The trade union, Force Ouvrière, which represents many civil servants, was adamant that there should be no discussion, just a ban on the veil in public services and schools. "A sort of fundamentalist secularism", journalist Philippe Bernard called it. The anti-racist organisation, SOS Racisme, is also against a law which it said would "carry the risk of stigmatising" Muslims.
A potential obstacle to a law enforcing secularism is the European Court of Human Rights, which could rule that it violates basic freedoms. But the vice president of the court, Paul Costa, has told the Stasi Commission that such a law would not be contrary to the European Declaration of Human Rights because, "In a democratic society the state can limit the freedom to demonstrate religious affiliation by, for example, wearing the Islamic headscarf, if by exercising this freedom the objective of protecting the freedom of others is threatened." He went on, "If you want to ban religious symbols in school you must have a law." Discretionary decisions made by officials like head teachers would be regarded as untenable without legal backing, he added.

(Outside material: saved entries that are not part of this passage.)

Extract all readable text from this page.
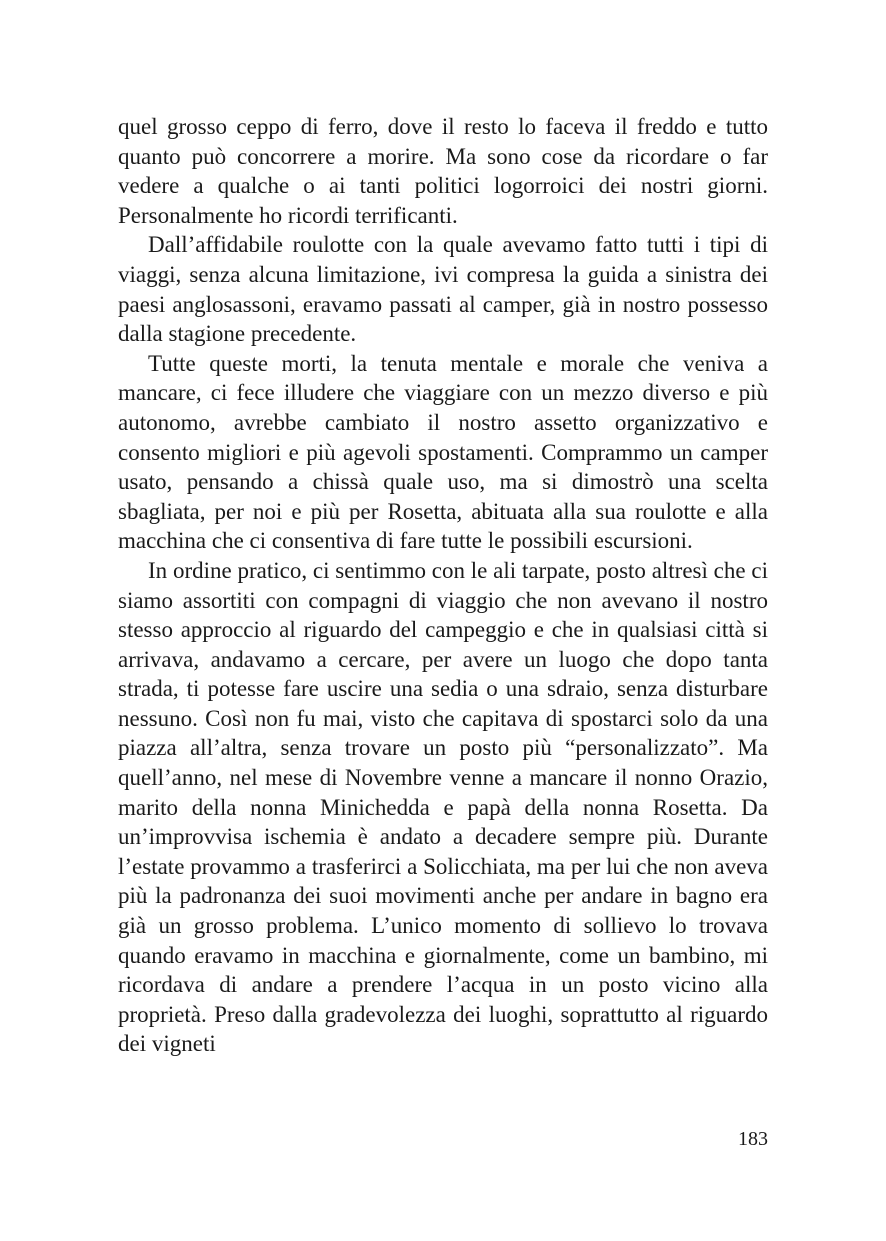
quel grosso ceppo di ferro, dove il resto lo faceva il freddo e tutto quanto può concorrere a morire. Ma sono cose da ricordare o far vedere a qualche o ai tanti politici logorroici dei nostri giorni. Personalmente ho ricordi terrificanti.

Dall’affidabile roulotte con la quale avevamo fatto tutti i tipi di viaggi, senza alcuna limitazione, ivi compresa la guida a sinistra dei paesi anglosassoni, eravamo passati al camper, già in nostro possesso dalla stagione precedente.

Tutte queste morti, la tenuta mentale e morale che veniva a mancare, ci fece illudere che viaggiare con un mezzo diverso e più autonomo, avrebbe cambiato il nostro assetto organizzativo e consento migliori e più agevoli spostamenti. Comprammo un camper usato, pensando a chissà quale uso, ma si dimostrò una scelta sbagliata, per noi e più per Rosetta, abituata alla sua roulotte e alla macchina che ci consentiva di fare tutte le possibili escursioni.

In ordine pratico, ci sentimmo con le ali tarpate, posto altresì che ci siamo assortiti con compagni di viaggio che non avevano il nostro stesso approccio al riguardo del campeggio e che in qualsiasi città si arrivava, andavamo a cercare, per avere un luogo che dopo tanta strada, ti potesse fare uscire una sedia o una sdraio, senza disturbare nessuno. Così non fu mai, visto che capitava di spostarci solo da una piazza all’altra, senza trovare un posto più “personalizzato”. Ma quell’anno, nel mese di Novembre venne a mancare il nonno Orazio, marito della nonna Minichedda e papà della nonna Rosetta. Da un’improvvisa ischemia è andato a decadere sempre più. Durante l’estate provammo a trasferirci a Solicchiata, ma per lui che non aveva più la padronanza dei suoi movimenti anche per andare in bagno era già un grosso problema. L’unico momento di sollievo lo trovava quando eravamo in macchina e giornalmente, come un bambino, mi ricordava di andare a prendere l’acqua in un posto vicino alla proprietà. Preso dalla gradevolezza dei luoghi, soprattutto al riguardo dei vigneti

183
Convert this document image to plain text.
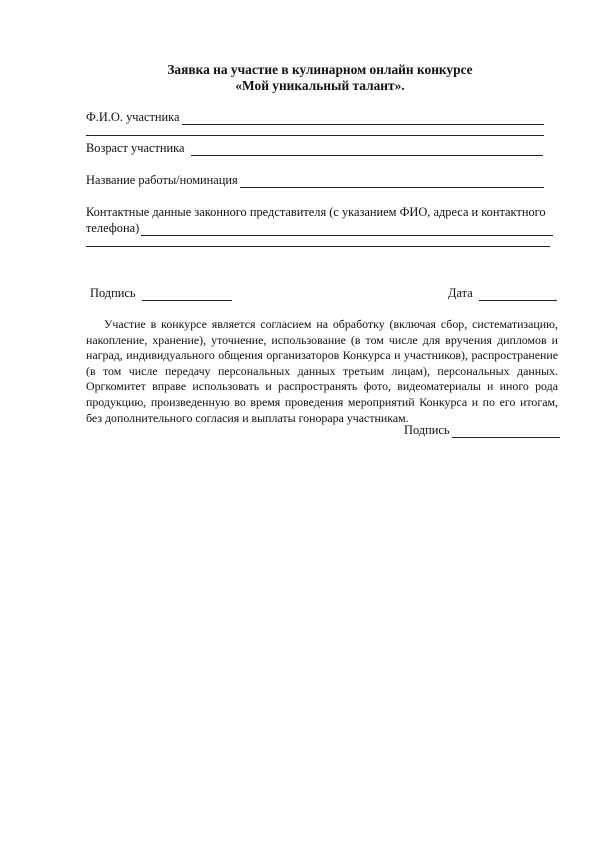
Заявка на участие в кулинарном онлайн конкурсе
«Мой уникальный талант».
Ф.И.О. участника
Возраст участника
Название работы/номинация
Контактные данные законного представителя (с указанием ФИО, адреса и контактного
телефона)
Подпись	Дата
Участие в конкурсе является согласием на обработку (включая сбор, систематизацию, накопление, хранение), уточнение, использование (в том числе для вручения дипломов и наград, индивидуального общения организаторов Конкурса и участников), распространение (в том числе передачу персональных данных третьим лицам), персональных данных. Оргкомитет вправе использовать и распространять фото, видеоматериалы и иного рода продукцию, произведенную во время проведения мероприятий Конкурса и по его итогам, без дополнительного согласия и выплаты гонорара участникам.
Подпись
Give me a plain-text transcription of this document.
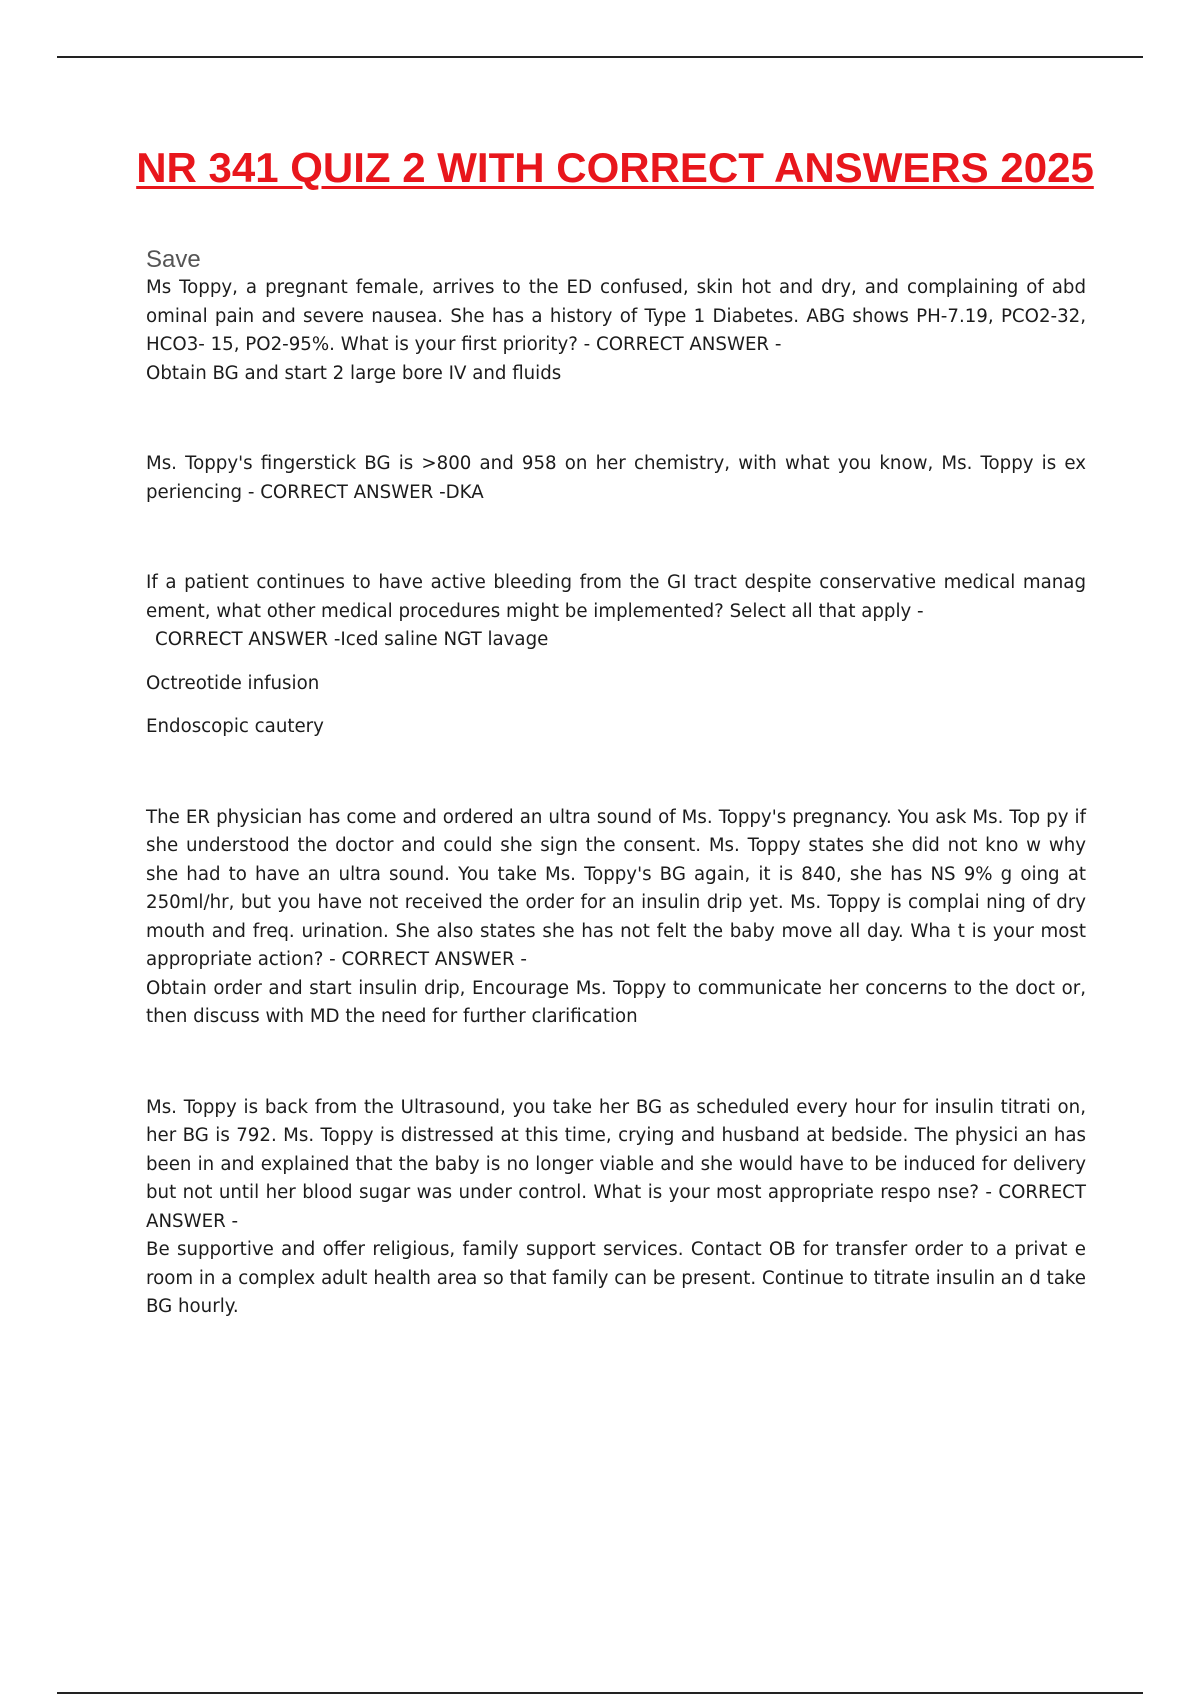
NR 341 QUIZ 2 WITH CORRECT ANSWERS 2025
Save

Ms Toppy, a pregnant female, arrives to the ED confused, skin hot and dry, and complaining of abd ominal pain and severe nausea. She has a history of Type 1 Diabetes. ABG shows PH-7.19, PCO2-32, HCO3- 15, PO2-95%. What is your first priority? - CORRECT ANSWER -

Obtain BG and start 2 large bore IV and fluids

Ms. Toppy's fingerstick BG is >800 and 958 on her chemistry, with what you know, Ms. Toppy is ex periencing - CORRECT ANSWER -DKA

If a patient continues to have active bleeding from the GI tract despite conservative medical manag ement, what other medical procedures might be implemented? Select all that apply -

CORRECT ANSWER -Iced saline NGT lavage

Octreotide infusion

Endoscopic cautery

The ER physician has come and ordered an ultra sound of Ms. Toppy's pregnancy. You ask Ms. Top py if she understood the doctor and could she sign the consent. Ms. Toppy states she did not kno w why she had to have an ultra sound. You take Ms. Toppy's BG again, it is 840, she has NS 9% g oing at 250ml/hr, but you have not received the order for an insulin drip yet. Ms. Toppy is complai ning of dry mouth and freq. urination. She also states she has not felt the baby move all day. Wha t is your most appropriate action? - CORRECT ANSWER -

Obtain order and start insulin drip, Encourage Ms. Toppy to communicate her concerns to the doct or, then discuss with MD the need for further clarification

Ms. Toppy is back from the Ultrasound, you take her BG as scheduled every hour for insulin titrati on, her BG is 792. Ms. Toppy is distressed at this time, crying and husband at bedside. The physici an has been in and explained that the baby is no longer viable and she would have to be induced for delivery but not until her blood sugar was under control. What is your most appropriate respo nse? - CORRECT ANSWER -

Be supportive and offer religious, family support services. Contact OB for transfer order to a privat e room in a complex adult health area so that family can be present. Continue to titrate insulin an d take BG hourly.
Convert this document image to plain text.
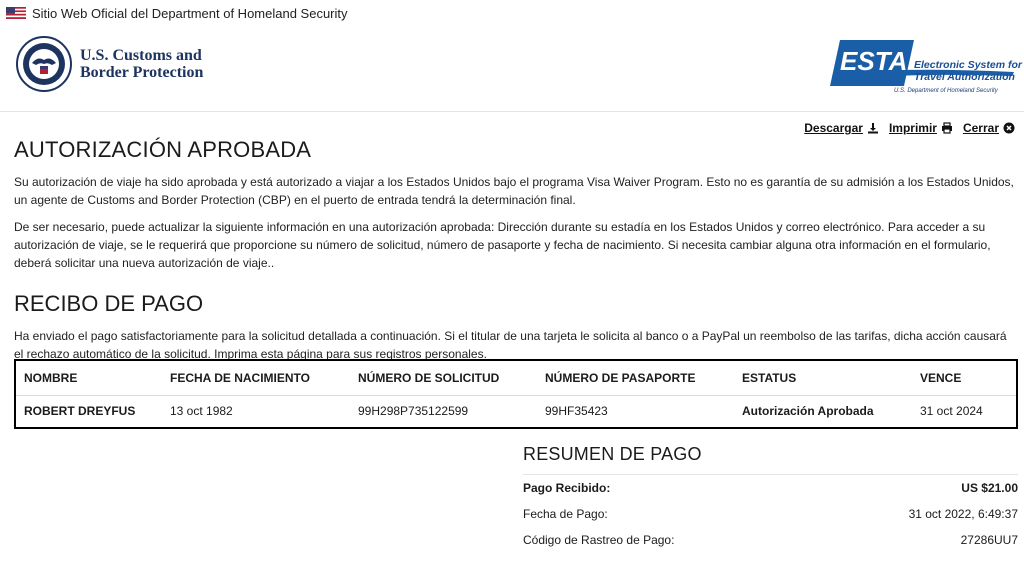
Sitio Web Oficial del Department of Homeland Security
U.S. Customs and
Border Protection	ESTA Electronic System for
Travel Authorization
U.S. Department of Homeland Security
Descargar Imprimir Cerrar
AUTORIZACIÓN APROBADA

Su autorización de viaje ha sido aprobada y está autorizado a viajar a los Estados Unidos bajo el programa Visa Waiver Program. Esto no es garantía de su admisión a los Estados Unidos, un agente de Customs and Border Protection (CBP) en el puerto de entrada tendrá la determinación final.

De ser necesario, puede actualizar la siguiente información en una autorización aprobada: Dirección durante su estadía en los Estados Unidos y correo electrónico. Para acceder a su autorización de viaje, se le requerirá que proporcione su número de solicitud, número de pasaporte y fecha de nacimiento. Si necesita cambiar alguna otra información en el formulario, deberá solicitar una nueva autorización de viaje..

RECIBO DE PAGO

Ha enviado el pago satisfactoriamente para la solicitud detallada a continuación. Si el titular de una tarjeta le solicita al banco o a PayPal un reembolso de las tarifas, dicha acción causará el rechazo automático de la solicitud. Imprima esta página para sus registros personales.

NOMBRE	FECHA DE NACIMIENTO	NÚMERO DE SOLICITUD	NÚMERO DE PASAPORTE	ESTATUS	VENCE
ROBERT DREYFUS	13 oct 1982	99H298P735122599	99HF35423	Autorización Aprobada	31 oct 2024
RESUMEN DE PAGO
Pago Recibido:	US $21.00
Fecha de Pago:	31 oct 2022, 6:49:37
Código de Rastreo de Pago:	27286UU7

In May this year a group of intellectuals and activists wrote an open letter opposing exclusion. They argued that secularism laws promulgated at the end of the 19th century govern educational institutions and their practices, not their students. Wearing a veil does not "prevent teachers from teaching, nor pupils or students from studying". It is by excluding a pupil that she is "condemned to repression". The punitive approach of some schools can only "accentuate the injustices which working class youth suffer in the districts where they live, especially those who are children of post- colonial immigration".
Veiled pupils, they wrote, are a scapegoat for the problems in French schools: bad behaviour, a high level of truancy, sexist and racist insults and graffiti (anti-Semitic, in particular). It is false to say that the problem is one of a clash of identities -- between France and immigrants, between the Republic and Islam, or between religions -- they said. "The main problems are socio-economic and political: liberalisation of the economy, mass unemployment, instability of employment, growing social control and security-driven policies, racial discrimination and social inequality between men and women," they argued.
The case of the two girls in Aubervilliers challenges the stereotype of the submissive Muslim female. Their father is a lawyer of Jewish origin who is secular. He is separated from their Algerian mother with whom the two daughters lived until recently. They now live with their father. Deciding to wear a veil is a form of protest which their father does not agree with, but he does not want to drive a wedge between himself and his daughters. The girls said, "We would never wear it in a country where it was compulsory."
A mediator told the press, "The tension that exists concerning Islam is inflaming the situation, leading to all sorts of unfortunate assumptions."
Their father protested to the school, "What they have inside their heads is more important than what they put on them."